Y aquí es preciso mencionar otro rasgo que lo distingue: la amabilidad. Edmundo recién había llegado a Oaxaca el día anterior, llevaba varias horas de viaje por tierra, además del cansancio que implica conferencias, firma de libros y todo lo que gira alrededor de su presencia en eventos literarios, pues es un autor que concita mucha expectativa. Aun así, sencillo y amable como pocos, descarta que esta entrevista sea un deber profesional, sino más bien “un diálogo con amigos”, y se banca una hora y cuarenta minutos de charla, con no menos de 30 interrupciones por la pésima conexión, siempre manteniendo un tono cordial y afectuoso.
“Me he movido a otro lugar, ¿me escuchas bien?”, repetirá varias veces, y me lo imaginaré recorriendo de ida y vuelta el corredor colonial de una casona antiquísima que, quizá, es el orgullo de ese pueblito mexicano, donde otras figuras de la cultura latinoamericana se habrán alojado durante sus giras. En fin, no hay tiempo para divagaciones, de modo que volvemos a su infancia y su precoz éxito como escritor de relatos policiales.
“Tengo todavía esos cuadernos, donde hay como 40 cuentos que escribí entre mis 11 y 14 años. Todos eran cuentos policiales, porque mi educación sentimental estuvo marcada por la novela policial, que era, creo yo, lo que más tenía mi papá en su biblioteca, y yo las leí todas. Claro que lo que en ese entonces hacía era robarme historias, porque no se me ocurrían historias propias, y recuerdo que me inventé un detective boliviano, que se llamaba Mario Martínez, en honor a un tenista nacional que por esos años llegó a estar rankeado en el puesto 33”. Para conocer la opinión de sus primeros lectores y críticos, Edmundo añadía al final de cada relato una tabla en la que sus compañeros debían poner una puntuación. “Varios obtuvieron puntaje muy alto”, afirma con orgullo nostálgico, pero sin marcar paralelismos con el éxito que tiene hoy en día, ya que, si bien en ese entonces escribía bastante, asegura que lo hacía porque le apasionaba, no porque estuviese consciente de su vocación literaria. 

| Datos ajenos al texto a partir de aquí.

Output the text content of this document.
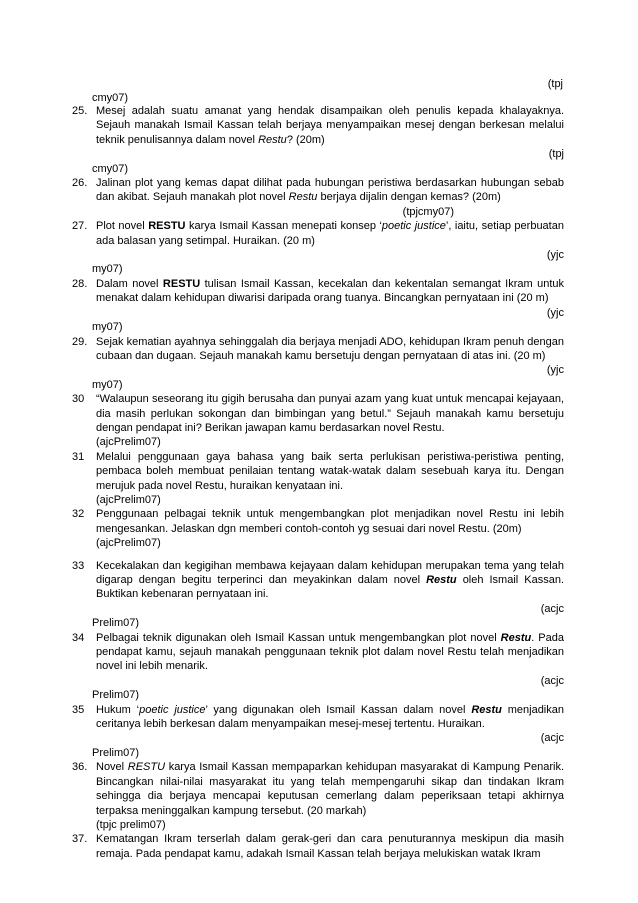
(tpj
cmy07)
25. Mesej adalah suatu amanat yang hendak disampaikan oleh penulis kepada khalayaknya. Sejauh manakah Ismail Kassan telah berjaya menyampaikan mesej dengan berkesan melalui teknik penulisannya dalam novel Restu? (20m)
(tpj
cmy07)
26. Jalinan plot yang kemas dapat dilihat pada hubungan peristiwa berdasarkan hubungan sebab dan akibat. Sejauh manakah plot novel Restu berjaya dijalin dengan kemas? (20m)
(tpjcmy07)
27. Plot novel RESTU karya Ismail Kassan menepati konsep ‘poetic justice’, iaitu, setiap perbuatan ada balasan yang setimpal. Huraikan. (20 m)
(yjc
my07)
28. Dalam novel RESTU tulisan Ismail Kassan, kecekalan dan kekentalan semangat Ikram untuk menakat dalam kehidupan diwarisi daripada orang tuanya. Bincangkan pernyataan ini (20 m)
(yjc
my07)
29. Sejak kematian ayahnya sehinggalah dia berjaya menjadi ADO, kehidupan Ikram penuh dengan cubaan dan dugaan. Sejauh manakah kamu bersetuju dengan pernyataan di atas ini. (20 m)
(yjc
my07)
30 “Walaupun seseorang itu gigih berusaha dan punyai azam yang kuat untuk mencapai kejayaan, dia masih perlukan sokongan dan bimbingan yang betul.” Sejauh manakah kamu bersetuju dengan pendapat ini? Berikan jawapan kamu berdasarkan novel Restu.
(ajcPrelim07)
31 Melalui penggunaan gaya bahasa yang baik serta perlukisan peristiwa-peristiwa penting, pembaca boleh membuat penilaian tentang watak-watak dalam sesebuah karya itu. Dengan merujuk pada novel Restu, huraikan kenyataan ini.
(ajcPrelim07)
32 Penggunaan pelbagai teknik untuk mengembangkan plot menjadikan novel Restu ini lebih mengesankan. Jelaskan dgn memberi contoh-contoh yg sesuai dari novel Restu. (20m)
(ajcPrelim07)
33 Kecekalakan dan kegigihan membawa kejayaan dalam kehidupan merupakan tema yang telah digarap dengan begitu terperinci dan meyakinkan dalam novel Restu oleh Ismail Kassan. Buktikan kebenaran pernyataan ini.
(acjc
Prelim07)
34 Pelbagai teknik digunakan oleh Ismail Kassan untuk mengembangkan plot novel Restu. Pada pendapat kamu, sejauh manakah penggunaan teknik plot dalam novel Restu telah menjadikan novel ini lebih menarik.
(acjc
Prelim07)
35 Hukum ‘poetic justice’ yang digunakan oleh Ismail Kassan dalam novel Restu menjadikan ceritanya lebih berkesan dalam menyampaikan mesej-mesej tertentu. Huraikan.
(acjc
Prelim07)
36. Novel RESTU karya Ismail Kassan mempaparkan kehidupan masyarakat di Kampung Penarik. Bincangkan nilai-nilai masyarakat itu yang telah mempengaruhi sikap dan tindakan Ikram sehingga dia berjaya mencapai keputusan cemerlang dalam peperiksaan tetapi akhirnya terpaksa meninggalkan kampung tersebut. (20 markah)
(tpjc prelim07)
37. Kematangan Ikram terserlah dalam gerak-geri dan cara penuturannya meskipun dia masih remaja. Pada pendapat kamu, adakah Ismail Kassan telah berjaya melukiskan watak Ikram
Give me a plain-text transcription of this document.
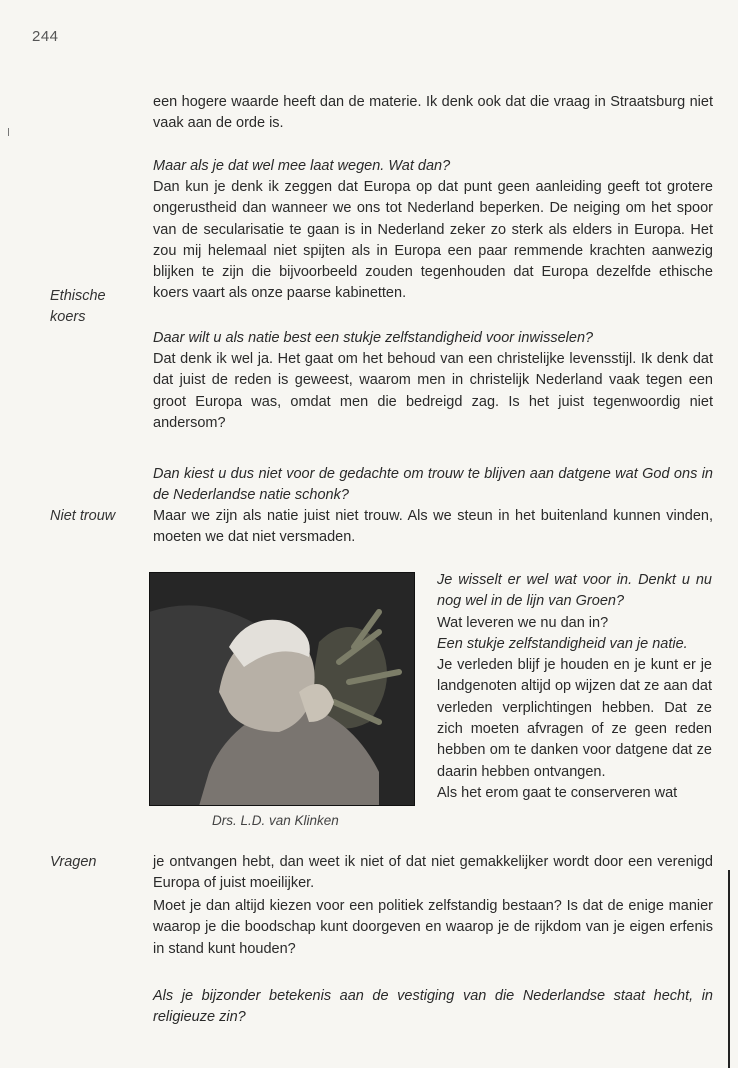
244
Ethische
koers
Niet trouw
Vragen

een hogere waarde heeft dan de materie. Ik denk ook dat die vraag in Straatsburg niet vaak aan de orde is.

Maar als je dat wel mee laat wegen. Wat dan?

Dan kun je denk ik zeggen dat Europa op dat punt geen aanleiding geeft tot grotere ongerustheid dan wanneer we ons tot Nederland beperken. De neiging om het spoor van de secularisatie te gaan is in Nederland zeker zo sterk als elders in Europa. Het zou mij helemaal niet spijten als in Europa een paar remmende krachten aanwezig blijken te zijn die bijvoorbeeld zouden tegenhouden dat Europa dezelfde ethische koers vaart als onze paarse kabinetten.

Daar wilt u als natie best een stukje zelfstandigheid voor inwisselen?

Dat denk ik wel ja. Het gaat om het behoud van een christelijke levensstijl. Ik denk dat dat juist de reden is geweest, waarom men in christelijk Nederland vaak tegen een groot Europa was, omdat men die bedreigd zag. Is het juist tegenwoordig niet andersom?

Dan kiest u dus niet voor de gedachte om trouw te blijven aan datgene wat God ons in de Nederlandse natie schonk?

Maar we zijn als natie juist niet trouw. Als we steun in het buitenland kunnen vinden, moeten we dat niet versmaden.

Drs. L.D. van Klinken
Je wisselt er wel wat voor in. Denkt u nu nog wel in de lijn van Groen?
Wat leveren we nu dan in?
Een stukje zelfstandigheid van je natie.
Je verleden blijf je houden en je kunt er je landgenoten altijd op wijzen dat ze aan dat verleden verplichtingen hebben. Dat ze zich moeten afvragen of ze geen reden hebben om te danken voor datgene dat ze daarin hebben ontvangen.
Als het erom gaat te conserveren wat

je ontvangen hebt, dan weet ik niet of dat niet gemakkelijker wordt door een verenigd Europa of juist moeilijker.

Moet je dan altijd kiezen voor een politiek zelfstandig bestaan? Is dat de enige manier waarop je die boodschap kunt doorgeven en waarop je de rijkdom van je eigen erfenis in stand kunt houden?

Als je bijzonder betekenis aan de vestiging van die Nederlandse staat hecht, in religieuze zin?
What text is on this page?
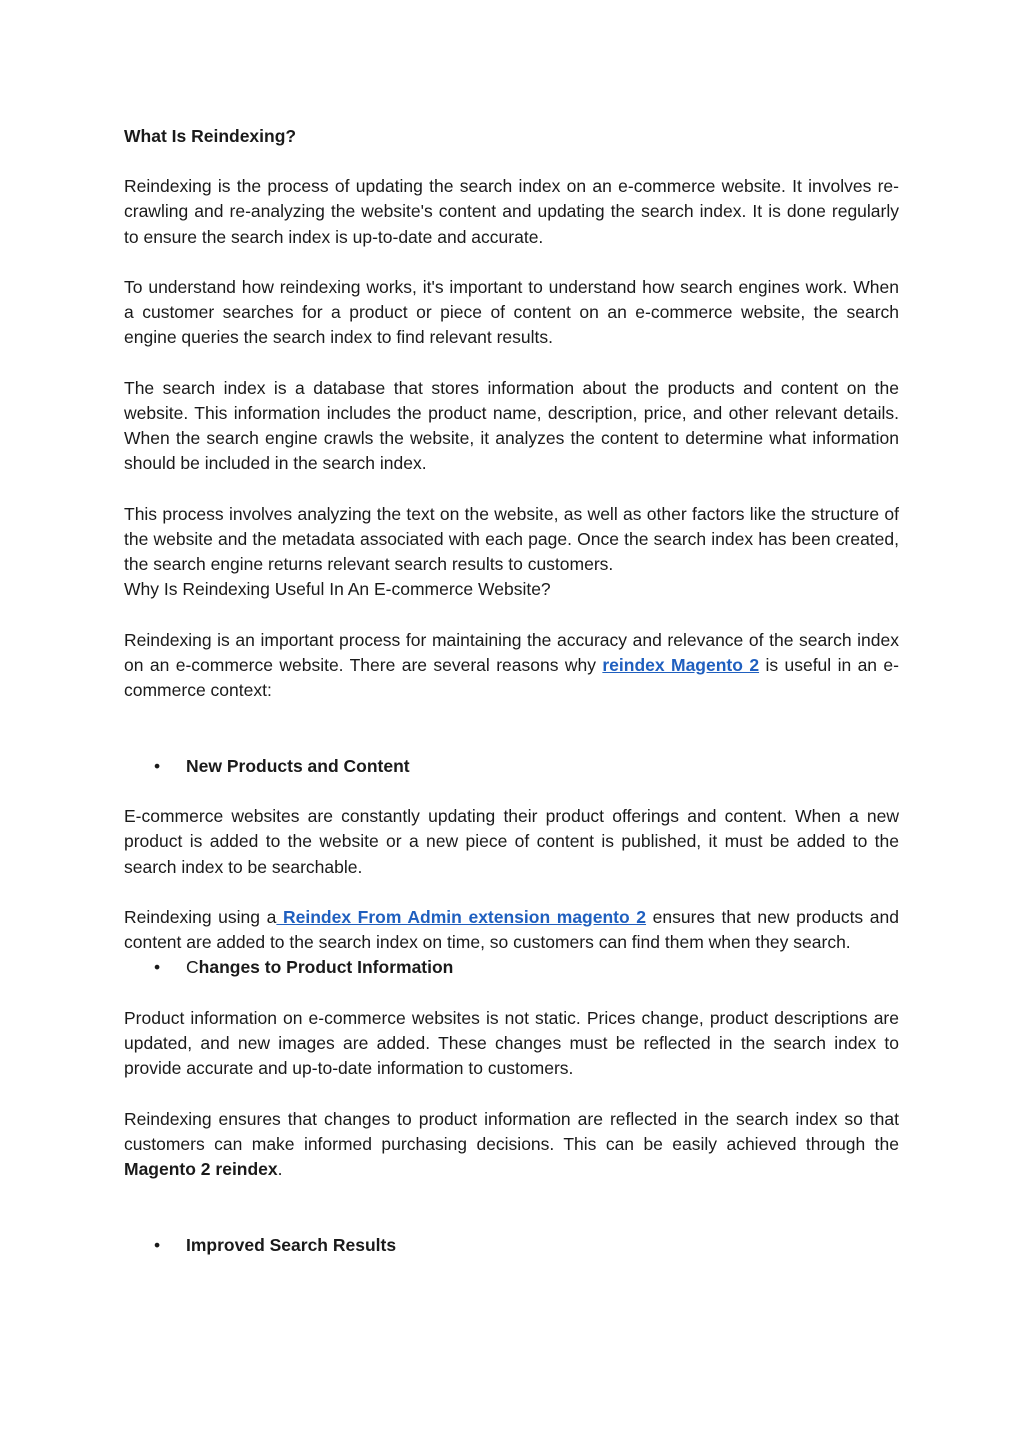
What Is Reindexing?

Reindexing is the process of updating the search index on an e-commerce website. It involves re-crawling and re-analyzing the website's content and updating the search index. It is done regularly to ensure the search index is up-to-date and accurate.

To understand how reindexing works, it's important to understand how search engines work. When a customer searches for a product or piece of content on an e-commerce website, the search engine queries the search index to find relevant results.

The search index is a database that stores information about the products and content on the website. This information includes the product name, description, price, and other relevant details. When the search engine crawls the website, it analyzes the content to determine what information should be included in the search index.

This process involves analyzing the text on the website, as well as other factors like the structure of the website and the metadata associated with each page. Once the search index has been created, the search engine returns relevant search results to customers.

Why Is Reindexing Useful In An E-commerce Website?

Reindexing is an important process for maintaining the accuracy and relevance of the search index on an e-commerce website. There are several reasons why reindex Magento 2 is useful in an e-commerce context:

• New Products and Content

E-commerce websites are constantly updating their product offerings and content. When a new product is added to the website or a new piece of content is published, it must be added to the search index to be searchable.

Reindexing using a Reindex From Admin extension magento 2 ensures that new products and content are added to the search index on time, so customers can find them when they search.

• Changes to Product Information

Product information on e-commerce websites is not static. Prices change, product descriptions are updated, and new images are added. These changes must be reflected in the search index to provide accurate and up-to-date information to customers.

Reindexing ensures that changes to product information are reflected in the search index so that customers can make informed purchasing decisions. This can be easily achieved through the Magento 2 reindex.

• Improved Search Results
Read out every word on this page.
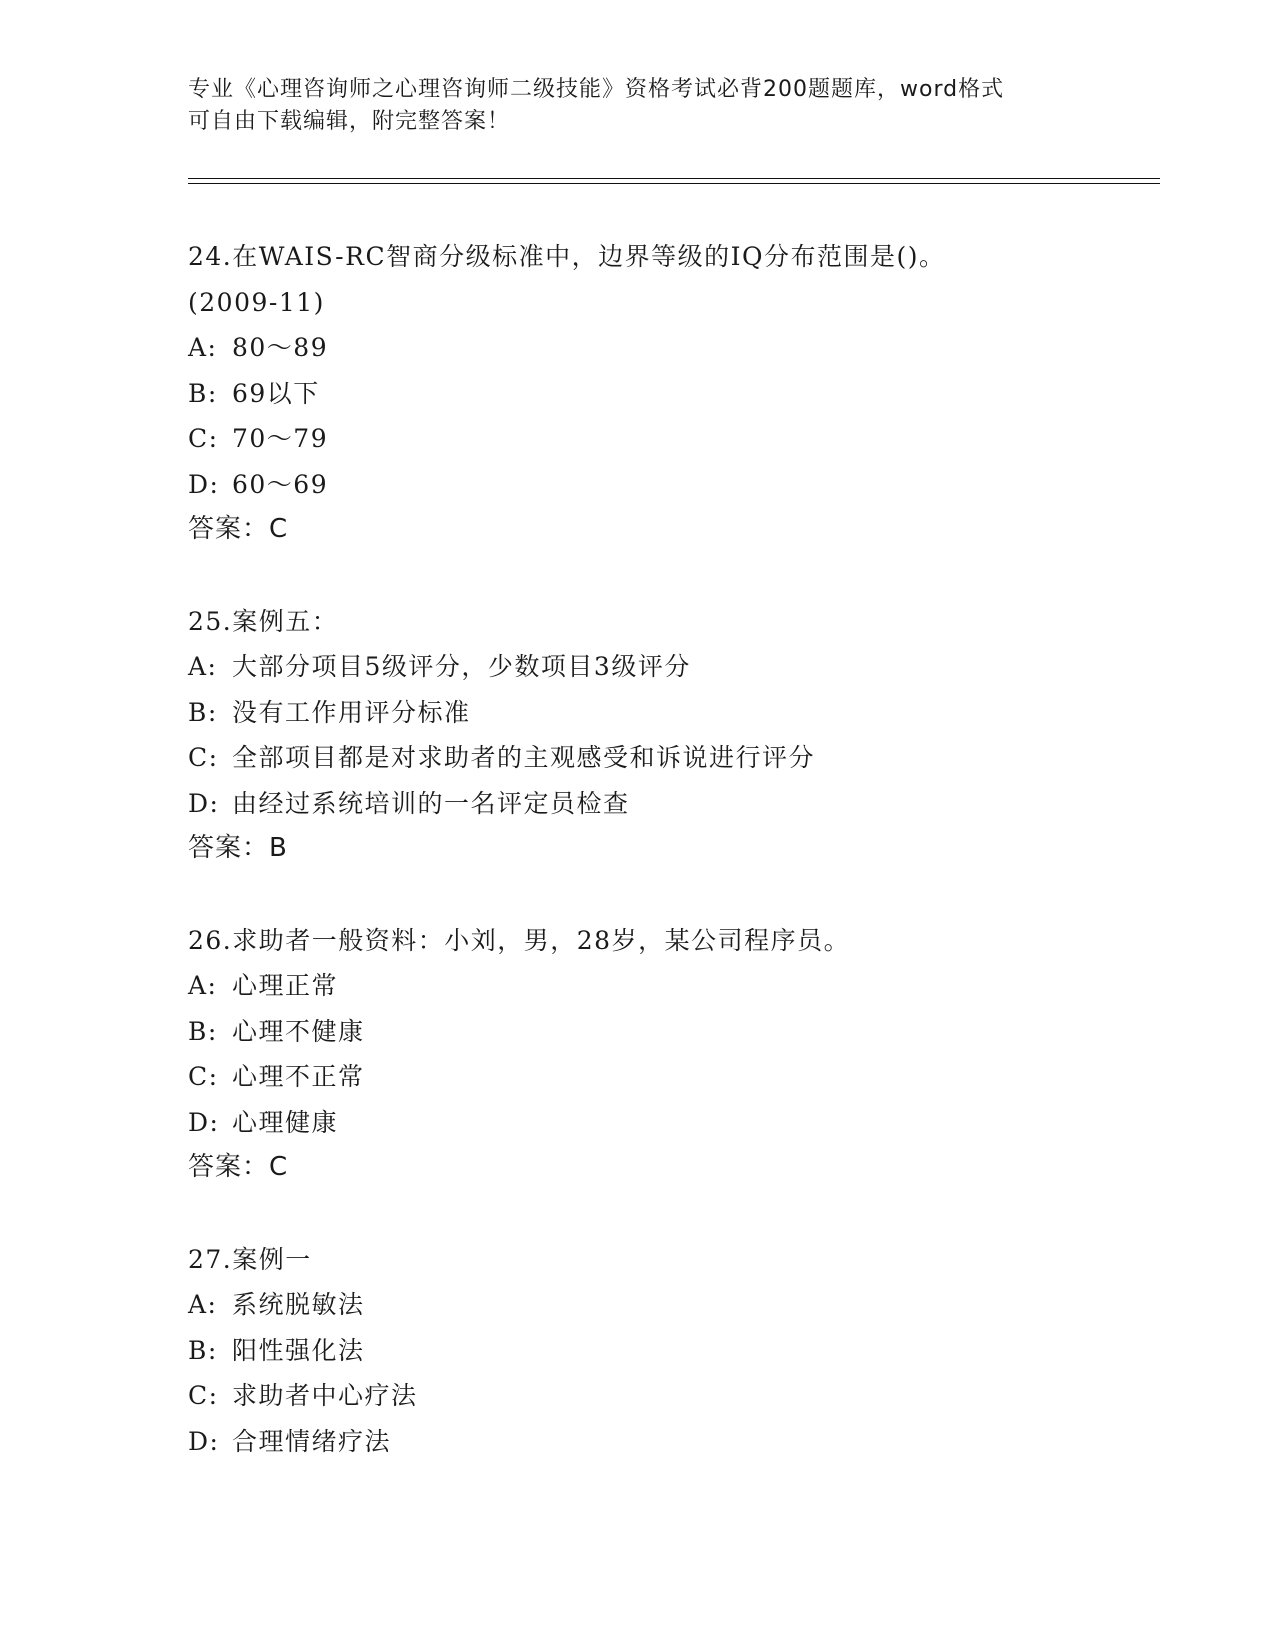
专业《心理咨询师之心理咨询师二级技能》资格考试必背200题题库，word格式
可自由下载编辑，附完整答案！
24.在WAIS-RC智商分级标准中，边界等级的IQ分布范围是()。
(2009-11)
A: 80～89
B: 69以下
C: 70～79
D: 60～69
答案：C
25.案例五：
A: 大部分项目5级评分，少数项目3级评分
B: 没有工作用评分标准
C: 全部项目都是对求助者的主观感受和诉说进行评分
D: 由经过系统培训的一名评定员检查
答案：B
26.求助者一般资料：小刘，男，28岁，某公司程序员。
A: 心理正常
B: 心理不健康
C: 心理不正常
D: 心理健康
答案：C
27.案例一
A: 系统脱敏法
B: 阳性强化法
C: 求助者中心疗法
D: 合理情绪疗法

Además, confiesa que los periódicos que elaboraba para su colegio tuvieron más lectores y circulación: “Creo que tuve más éxito como periodista que como escritor en ciernes”. Supongo que los docentes y sacerdotes del Don Bosco alentaban las inquietudes del pequeño Edmundo, previendo que su futuro estaría ligado a las letras, aunque, años después, terminarían sometiéndolo a una interpelación, tras la publicación de Río Fugitivo (1998), una de sus novelas más aclamadas.
“Se molestaron porque en la novela los estudiantes les faltaban el respeto a los sacerdotes del colegio. Entonces, me convocaron a una reunión para que hiciera una especie de rendición de cuentas, y fue una reunión pública con los curas y los docentes, porque algunos profesores también se habían ofendido. Y, claro, yo les expliqué: ‘estos personajes no son ustedes, esto es una novela; no obstante, debo reconocer que, en mi época de estudiante, no éramos precisamente respetuosos con los docentes y los sacerdotes del colegio’. En todo caso, quizá en la novela me quedé un poco corto respecto a la falta de respeto”, cuenta entre risas, pese a que no toma a burla la reacción de sus exprofesores. “Si estás tratando de crear una ficción verosímil, tampoco puedes hacerte al inocente si esa ficción llega a ser tan verosímil para un lector que viene a acusarte de no haber sido fiel a la verdad o de que lo estás ofendiendo”, dice con seriedad, pero no niega que, en cierta medida, resulta un elogio que la gente confunda su Don Bosco ficcional con el Don Bosco verdadero.
Edmundo Paz Soldán Ávila, segundo hijo del matrimonio de Raúl y Lucy, tuvo una niñez feliz, marcada por su obsesiva dedicación a la lectura. “Mi papá me llevaba a la revistería SEA, cuyo encargado, me acuerdo bien, era don Gregorio; yo cargaba unos cinco o seis libros en un cajoncito de cartón para canjearlos por otros, porque en ese tiempo no solo era difícil conseguir libros, sino que eran muy caros. Entonces, yo entregaba mis libros y, de la pila de novelas policiales que tenía don Gregorio, escogía las que no había leído, y él cobraba un peso, digamos, por cada canje. Así yo tenía para un par de semanas de lectura. También canjeaba revistas de cómic argentino, El Tony, Fantasía y D’artagnan, que igual fueron fundamentales para mi educación sentimental”.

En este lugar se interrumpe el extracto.